Wayland EGL (Intel UHD 620 on Mesa)

  • FRAMEBUFFER_ATTACHMENT_COLOR_ENCODING is always GL_SRGB;
  • EGL_COLORSPACE is EGL_COLORSPACE_SRGB, while EGL_GL_COLORSPACE is EGL_COLORSPACE_LINEAR;
    • Changing either of these has no effect on COLOR_ENCODING;
  • Enabling GL_FRAMEBUFFER_SRGB always makes the image brighter (as expected for COLOR_ENCODING = GL_SRGB).
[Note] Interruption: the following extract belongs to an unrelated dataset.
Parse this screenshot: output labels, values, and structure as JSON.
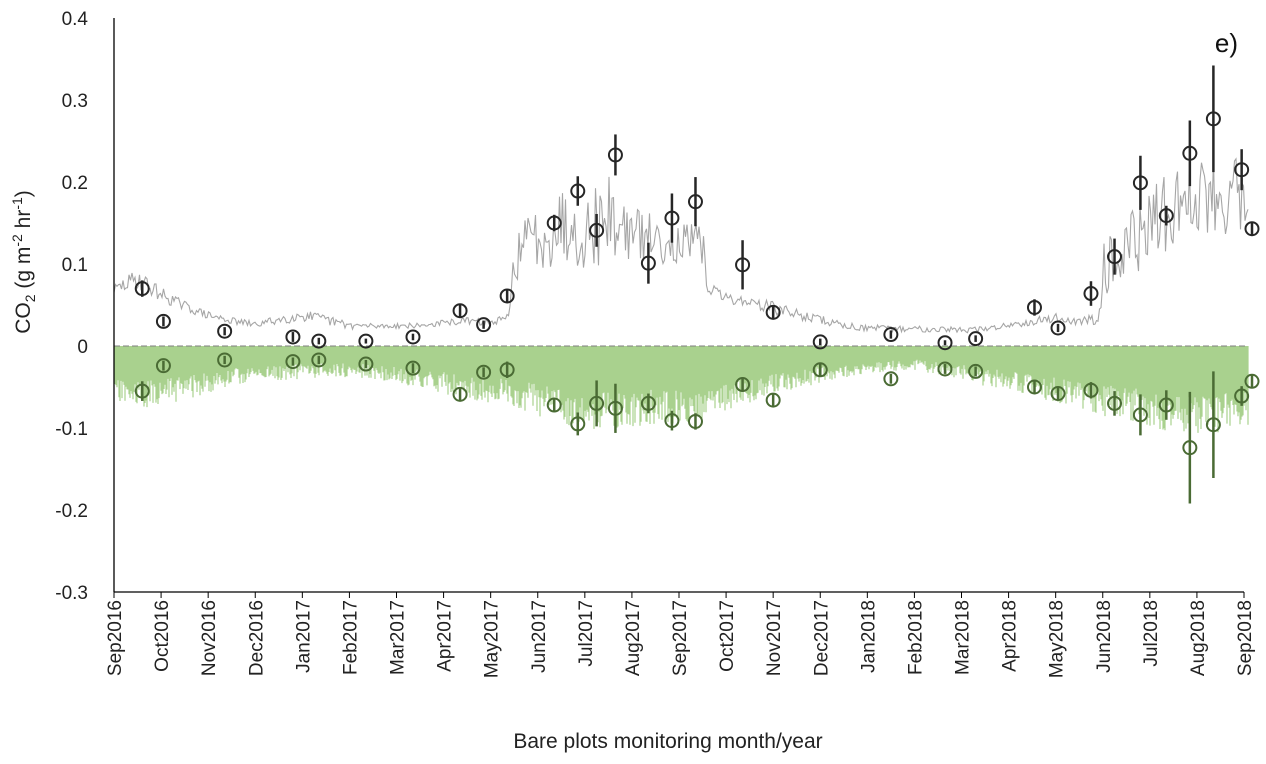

X11 (Intel UHD 620 on Mesa)

  • Also alternating configs which are "sRGB-capable";
  • On all configs COLOR_ENCODING is GL_SRGB;
  • FRAMEBUFFER_SRGB is disabled by default, but enabling it always makes the image brighter.

Windows (RX 6800 XT)

  • COLOR_ENCODING is GL_LINEAR;
  • GL_FRAMEBUFFER_SRGB is disabled;
  • Enabling GL_FRAMEBUFFER_SRGB makes the image brighter (again, weird for a linear color encoding...);
  • All configs are sRGB-capable;
  • WGL_EXT_colorspace is not in the list of supported extensions;
  • As expected, querying WGL_COLORSPACE_EXT via wglGetPixelFormatAttribivARB() always fails;
  • However, setting WGL_COLORSPACE_EXT to WGL_COLORSPACE_SRGB_EXT via wglChoosePixelFormatARB():
    • Makes COLOR_ENCODING return GL_SRGB 👍;
    • Makes the image darker 👍;
    • Enabling GL_FRAMEBUFFER_SRGB gets the image back to normal colors 👍.
    • Very nice (especially that the image gets darker, means the compositor actually interprets the data differently as we expect...), but super confusing once again.